L’infezione può avere un decorso asintomatico, ma nella maggior parte dei casi i sintomi più comuni possono includere febbre (generalmente accompagnata da brividi), tosse, mal di gola, congestione nasale, congiuntivite, dolori muscolari e delle articolazioni, cefalea e malessere generale, mancanza di appetito. Soprattutto nei bambini, si possono manifestare anche sintomi a carico dell’apparato gastro-intestinale (nausea, vomito, diarrea).

Nei casi non complicati, i sintomi si risolvono spontaneamente entro una settimana, ma a volte può essere molto più grave. Leggi anche: L’uomo, la donna e i sintomi influenzali

Le domande più ricorrenti sull’influenza

Perché l’influenza è contagiosa e come si trasmette? 

L‘influenza è una malattia che si contrae facilmente, per via aerea, attraverso le goccioline di saliva e le secrezioni respiratorie. Questo può avvenire in maniera “diretta”, a contatto con persone con tosse (e/o starnuti) o “indiretta”, con la dispersione delle goccioline e secrezioni su oggetti e superfici che tocchiamo con le mani.

Per quanto tempo una persona è contagiosa per gli altri?

La possibilità di contagio è alta durante tutto il periodo d’incubazione, ovvero prima della manifestazione dei sintomi. Una persona adulta può trasmettere il virus da tre a sette giorni dopo l’inizio della malattia. I bambini invece sono contagiosi più a lungo.

Quali sono le complicanze dell’influenza?

Le complicanze dell’influenza vanno dalle polmoniti batteriche, alla disidratazione, al peggioramento di malattie preesistenti (quali ad esempio il diabete, malattie immunitarie o cardiovascolari e respiratorie croniche, alle sinusiti e alle otiti, queste ultime soprattutto nei bambini).

Fonte: Ministero della Salute

7 consigli utili per la prevenzione dell’influenza

  1. Lava regolarmente e frequentemente le mani con acqua e sapone: se sei fuori casa puoi usare soluzioni detergenti a base di alcol o delle salviettine disinfettanti.

  2. Se non puoi lavarti le mani, evita di portarle a contatto con occhi, naso e bocca.

  3. Se sei influenzato, è bene coprire la bocca e il naso con un fazzoletto di carta quando tossisci o starnutisci. Getta poi il fazzoletto usato nella spazzatura.

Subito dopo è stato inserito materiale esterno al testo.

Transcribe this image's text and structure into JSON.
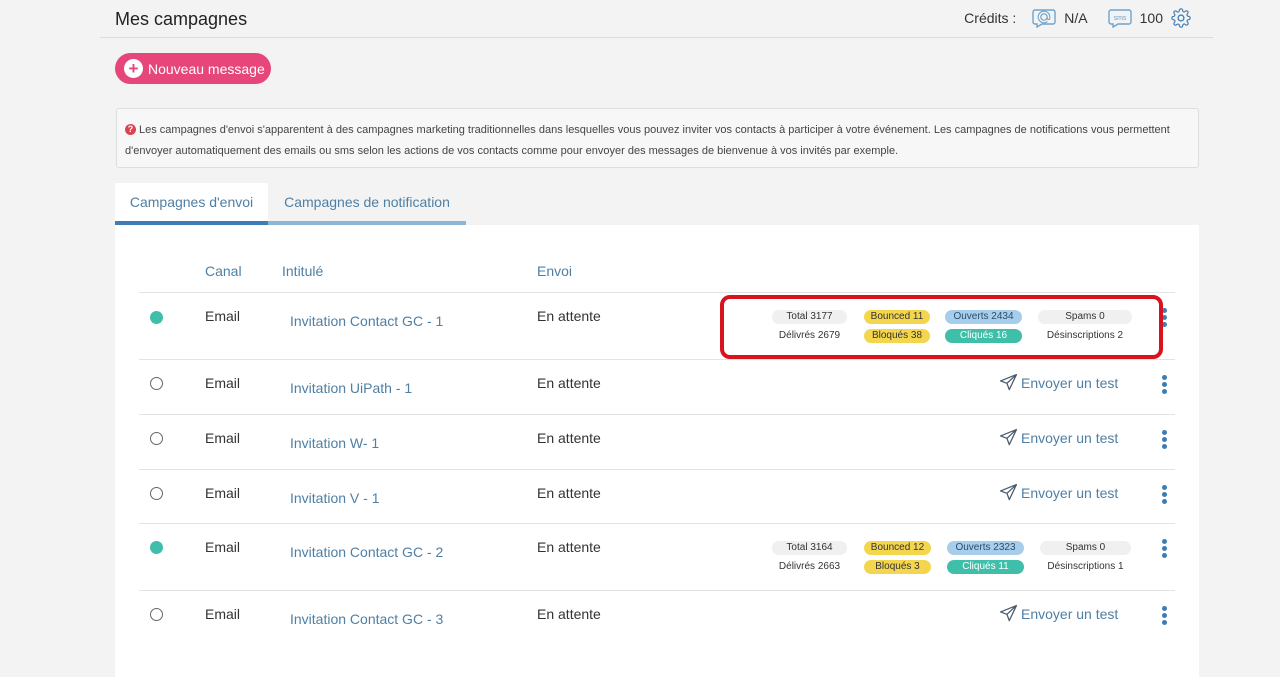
{
  "header": {
    "title": "Mes campagnes",
    "credits_label": "Crédits :",
    "credit_email_value": "N/A",
    "credit_sms_icon_text": "sms",
    "credit_sms_value": "100"
  },
  "actions": {
    "new_message": "Nouveau message"
  },
  "info": {
    "icon_text": "?",
    "text": "Les campagnes d'envoi s'apparentent à des campagnes marketing traditionnelles dans lesquelles vous pouvez inviter vos contacts à participer à votre événement. Les campagnes de notifications vous permettent d'envoyer automatiquement des emails ou sms selon les actions de vos contacts comme pour envoyer des messages de bienvenue à vos invités par exemple."
  },
  "tabs": [
    {
      "label": "Campagnes d'envoi",
      "active": true
    },
    {
      "label": "Campagnes de notification",
      "active": false
    }
  ],
  "table": {
    "headers": {
      "canal": "Canal",
      "intitule": "Intitulé",
      "envoi": "Envoi"
    },
    "send_test_label": "Envoyer un test",
    "rows": [
      {
        "active": true,
        "canal": "Email",
        "title": "Invitation Contact GC - 1",
        "status": "En attente",
        "stats": {
          "total": "Total 3177",
          "delivered": "Délivrés 2679",
          "bounced": "Bounced 11",
          "blocked": "Bloqués 38",
          "opened": "Ouverts 2434",
          "clicked": "Cliqués 16",
          "spams": "Spams 0",
          "unsub": "Désinscriptions 2"
        }
      },
      {
        "active": false,
        "canal": "Email",
        "title": "Invitation UiPath - 1",
        "status": "En attente"
      },
      {
        "active": false,
        "canal": "Email",
        "title": "Invitation W- 1",
        "status": "En attente"
      },
      {
        "active": false,
        "canal": "Email",
        "title": "Invitation V - 1",
        "status": "En attente"
      },
      {
        "active": true,
        "canal": "Email",
        "title": "Invitation Contact GC - 2",
        "status": "En attente",
        "stats": {
          "total": "Total 3164",
          "delivered": "Délivrés 2663",
          "bounced": "Bounced 12",
          "blocked": "Bloqués 3",
          "opened": "Ouverts 2323",
          "clicked": "Cliqués 11",
          "spams": "Spams 0",
          "unsub": "Désinscriptions 1"
        }
      },
      {
        "active": false,
        "canal": "Email",
        "title": "Invitation Contact GC - 3",
        "status": "En attente"
      }
    ]
  },
  "colors": {
    "accent": "#3e7db3",
    "pink_button": "#e6467a",
    "teal": "#3fbfa9",
    "yellow": "#f3d64e",
    "light_blue": "#a7cdec",
    "highlight_red": "#d8131f"
  }
}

  4. Fai aerare regolarmente le stanze del soggiorno, in particolare se ci sono persone malate. Basta aprire per pochi minuti una finestra per cambiare l’aria viziata in una stanza.

  5. Regola la temperatura degli ambienti interni in modo che sia conforme agli standard consigliati per temperature invernali (generalmente intorno ai 18 ÷ 22°C).

  6. Se sei malato rimani a casa, evita di intraprendere viaggi e di andare al lavoro o a scuola.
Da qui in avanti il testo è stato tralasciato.